The Panel finds that Respondent’s use of the disputed domain name to divert Internet users in order to market an unrelated service is neither a bona fide offering of goods or services pursuant to Policy ¶ 4(c)(i), or a legitimate noncommercial or fair use pursuant to Policy ¶ 4(c)(iii).  Respondent uses the confusingly similar domain name to increase traffic to its own website.  This website resolves to an empty business information template that acts as an advertisement for Respondent’s services.  The use of a confusingly similar domain name to divert Internet users in this fashion evidences the lack of a bona fide offering of goods or services pursuant to Policy ¶ 4(c)(i) and a legitimate noncommercial or fair use pursuant to Policy ¶ 4(c)(iii).  See Summit Group, LLC v. LSO, Ltd., FA 758981 (Nat. Arb. Forum Sept. 14, 2006) (finding that the respondent’s use of the complainant’s LIFESTYLE LOUNGE mark to redirect Internet users to respondent’s own website for commercial gain does not constitute either a bona fide offering of goods or services pursuant to Policy ¶ 4(c)(i), or a legitimate noncommercial or fair use pursuant to Policy ¶ 4(c)(iii)); see also U.S. Franchise Sys., Inc. v. Howell, FA 152457 (Nat. Arb. Forum May 6, 2003) (holding that the respondent’s use of the complainant’s mark and the goodwill surrounding that mark as a means of attracting Internet users to an unrelated business was not a bona fide offering of goods or services).

 

The Panel finds that Complainant has met the requirements of Policy ¶ 4(a)(ii).

 

Registration and Use in Bad Faith

 

Respondent is using the disputed domain name to attract users to its website.  It does so by creating confusion regarding the affiliation of the website.  This confusion will then cause Internet users to travel to the website.  The Panel presumes Respondent does, and intended to, benefit from this increased traffic through an increase in the sale of its services.  This is evidence of bad faith.  See G.D. Searle & Co. v. Celebrex Drugstore, FA 123933 (Nat. Arb.
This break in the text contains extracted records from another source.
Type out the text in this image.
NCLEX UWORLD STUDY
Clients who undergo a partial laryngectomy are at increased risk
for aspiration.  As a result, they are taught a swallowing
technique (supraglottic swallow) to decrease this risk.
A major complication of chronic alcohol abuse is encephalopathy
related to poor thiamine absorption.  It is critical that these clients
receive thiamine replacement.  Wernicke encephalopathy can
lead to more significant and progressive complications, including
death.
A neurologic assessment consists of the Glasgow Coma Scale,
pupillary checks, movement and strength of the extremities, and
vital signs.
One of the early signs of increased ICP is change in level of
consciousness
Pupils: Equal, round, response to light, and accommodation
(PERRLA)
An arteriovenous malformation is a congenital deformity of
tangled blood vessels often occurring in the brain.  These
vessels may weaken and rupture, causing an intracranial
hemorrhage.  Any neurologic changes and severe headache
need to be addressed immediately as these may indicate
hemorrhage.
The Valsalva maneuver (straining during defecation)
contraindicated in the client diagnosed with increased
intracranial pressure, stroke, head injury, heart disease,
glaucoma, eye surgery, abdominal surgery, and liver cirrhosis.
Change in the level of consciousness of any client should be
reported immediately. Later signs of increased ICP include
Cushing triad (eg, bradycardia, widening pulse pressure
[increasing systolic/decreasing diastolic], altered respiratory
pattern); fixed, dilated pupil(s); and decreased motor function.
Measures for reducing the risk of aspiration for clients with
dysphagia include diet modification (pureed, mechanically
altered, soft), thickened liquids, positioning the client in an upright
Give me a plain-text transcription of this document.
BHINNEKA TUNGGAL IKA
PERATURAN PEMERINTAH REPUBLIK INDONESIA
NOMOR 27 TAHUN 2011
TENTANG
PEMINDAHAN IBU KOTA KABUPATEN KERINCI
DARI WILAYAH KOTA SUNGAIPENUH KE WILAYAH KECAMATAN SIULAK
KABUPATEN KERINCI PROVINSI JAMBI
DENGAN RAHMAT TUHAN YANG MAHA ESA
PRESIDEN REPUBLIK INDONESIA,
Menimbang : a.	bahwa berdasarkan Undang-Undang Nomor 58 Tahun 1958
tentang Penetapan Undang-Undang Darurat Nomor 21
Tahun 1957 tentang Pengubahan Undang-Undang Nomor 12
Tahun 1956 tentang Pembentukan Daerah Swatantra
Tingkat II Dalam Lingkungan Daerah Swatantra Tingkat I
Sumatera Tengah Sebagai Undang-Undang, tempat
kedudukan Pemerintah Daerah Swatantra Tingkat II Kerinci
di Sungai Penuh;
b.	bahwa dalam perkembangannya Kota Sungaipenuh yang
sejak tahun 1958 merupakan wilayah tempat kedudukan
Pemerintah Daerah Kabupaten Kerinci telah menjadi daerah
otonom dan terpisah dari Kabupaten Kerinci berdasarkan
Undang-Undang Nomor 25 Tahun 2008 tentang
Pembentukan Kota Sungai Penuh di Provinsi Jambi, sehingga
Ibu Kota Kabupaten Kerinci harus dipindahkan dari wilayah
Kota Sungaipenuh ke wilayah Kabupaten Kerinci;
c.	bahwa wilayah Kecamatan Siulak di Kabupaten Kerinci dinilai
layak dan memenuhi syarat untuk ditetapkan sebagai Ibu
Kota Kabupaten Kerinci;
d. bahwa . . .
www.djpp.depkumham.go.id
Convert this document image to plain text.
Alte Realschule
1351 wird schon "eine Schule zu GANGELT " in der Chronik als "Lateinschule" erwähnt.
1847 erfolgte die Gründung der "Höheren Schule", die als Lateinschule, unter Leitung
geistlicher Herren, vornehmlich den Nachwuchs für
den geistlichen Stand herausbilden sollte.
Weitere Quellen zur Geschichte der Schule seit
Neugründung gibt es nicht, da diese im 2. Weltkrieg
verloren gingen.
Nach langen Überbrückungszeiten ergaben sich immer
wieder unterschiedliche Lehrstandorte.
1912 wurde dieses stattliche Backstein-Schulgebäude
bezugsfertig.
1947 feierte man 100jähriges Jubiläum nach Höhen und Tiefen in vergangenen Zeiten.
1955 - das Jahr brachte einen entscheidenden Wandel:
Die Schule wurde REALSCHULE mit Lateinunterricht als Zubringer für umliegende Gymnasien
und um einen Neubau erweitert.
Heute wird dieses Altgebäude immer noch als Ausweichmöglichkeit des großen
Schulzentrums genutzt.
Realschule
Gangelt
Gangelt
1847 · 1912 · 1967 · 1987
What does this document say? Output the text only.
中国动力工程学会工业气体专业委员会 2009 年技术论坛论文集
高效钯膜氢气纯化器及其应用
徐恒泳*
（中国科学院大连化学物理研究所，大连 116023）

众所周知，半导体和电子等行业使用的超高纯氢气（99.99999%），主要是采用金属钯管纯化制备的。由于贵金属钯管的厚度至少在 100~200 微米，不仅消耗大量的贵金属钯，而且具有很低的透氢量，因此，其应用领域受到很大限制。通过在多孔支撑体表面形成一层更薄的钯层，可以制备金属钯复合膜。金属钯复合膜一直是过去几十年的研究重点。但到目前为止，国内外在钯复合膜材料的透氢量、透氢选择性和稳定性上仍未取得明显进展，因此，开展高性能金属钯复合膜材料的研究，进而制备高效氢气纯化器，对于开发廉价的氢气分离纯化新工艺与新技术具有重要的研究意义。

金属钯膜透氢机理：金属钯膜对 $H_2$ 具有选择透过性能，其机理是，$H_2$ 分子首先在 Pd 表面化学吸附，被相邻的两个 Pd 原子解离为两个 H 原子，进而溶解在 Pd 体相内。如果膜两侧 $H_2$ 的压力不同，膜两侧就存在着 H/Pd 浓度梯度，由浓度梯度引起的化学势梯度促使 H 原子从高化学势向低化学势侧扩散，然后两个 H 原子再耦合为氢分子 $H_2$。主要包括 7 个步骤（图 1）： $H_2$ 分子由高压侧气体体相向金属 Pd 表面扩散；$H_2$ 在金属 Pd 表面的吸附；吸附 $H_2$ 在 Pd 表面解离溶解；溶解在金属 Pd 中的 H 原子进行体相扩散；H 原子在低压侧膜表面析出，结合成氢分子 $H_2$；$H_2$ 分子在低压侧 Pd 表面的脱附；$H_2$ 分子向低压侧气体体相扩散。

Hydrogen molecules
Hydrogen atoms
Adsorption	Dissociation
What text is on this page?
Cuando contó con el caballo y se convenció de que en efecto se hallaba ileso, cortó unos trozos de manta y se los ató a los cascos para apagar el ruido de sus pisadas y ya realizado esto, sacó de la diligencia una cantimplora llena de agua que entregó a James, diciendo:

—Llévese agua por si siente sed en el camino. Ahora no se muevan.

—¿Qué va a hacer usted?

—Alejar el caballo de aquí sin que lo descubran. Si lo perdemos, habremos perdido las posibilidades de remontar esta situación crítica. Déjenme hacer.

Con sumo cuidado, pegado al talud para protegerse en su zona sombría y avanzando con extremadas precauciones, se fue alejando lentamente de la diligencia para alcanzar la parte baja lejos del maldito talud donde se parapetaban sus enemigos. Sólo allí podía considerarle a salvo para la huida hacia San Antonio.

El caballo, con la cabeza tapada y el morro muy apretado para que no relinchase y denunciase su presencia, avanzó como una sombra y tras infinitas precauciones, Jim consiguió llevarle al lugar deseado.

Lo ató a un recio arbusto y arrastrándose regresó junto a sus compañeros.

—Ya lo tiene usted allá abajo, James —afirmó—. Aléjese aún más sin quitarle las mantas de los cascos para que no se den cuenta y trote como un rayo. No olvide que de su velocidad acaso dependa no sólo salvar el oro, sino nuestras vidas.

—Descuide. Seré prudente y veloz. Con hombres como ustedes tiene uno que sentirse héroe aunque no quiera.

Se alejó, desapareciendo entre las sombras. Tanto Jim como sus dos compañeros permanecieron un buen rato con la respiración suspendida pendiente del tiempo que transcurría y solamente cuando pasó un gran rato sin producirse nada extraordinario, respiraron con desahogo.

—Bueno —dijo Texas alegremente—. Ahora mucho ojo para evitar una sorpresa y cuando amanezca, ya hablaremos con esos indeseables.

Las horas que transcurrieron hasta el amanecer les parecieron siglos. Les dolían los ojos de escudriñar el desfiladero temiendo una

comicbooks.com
Forum Nov. 21, 2002) (finding that the respondent registered and used the domain name in bad faith pursuant to Policy ¶ 4(b)(iv) because the respondent was using the confusingly similar domain name to attract Internet users to its commercial website); see also DatingDirect.com Ltd. v. Aston, FA 593977 (Nat. Arb. Forum Dec. 28, 2005) (“the Panel finds the respondent is appropriating the complainant’s mark in a confusingly similar domain name for commercial gain, which is evidence of bad faith registration and use pursuant to Policy ¶4(b)(iv).”).  Therefore, the Panel finds that Respondents use of the disputed domain name evidences the presence of bad faith.

 

The Panel finds that Complainant has met the requirements of Policy ¶ 4(a)(iii).

 

DECISION

 

Having established all three elements required under the ICANN Policy, the Panel concludes that relief shall be GRANTED.

 

Accordingly, it is Ordered that the <ashleyfurniturenotax.com> domain name be TRANSFERRED from Respondent to Complainant.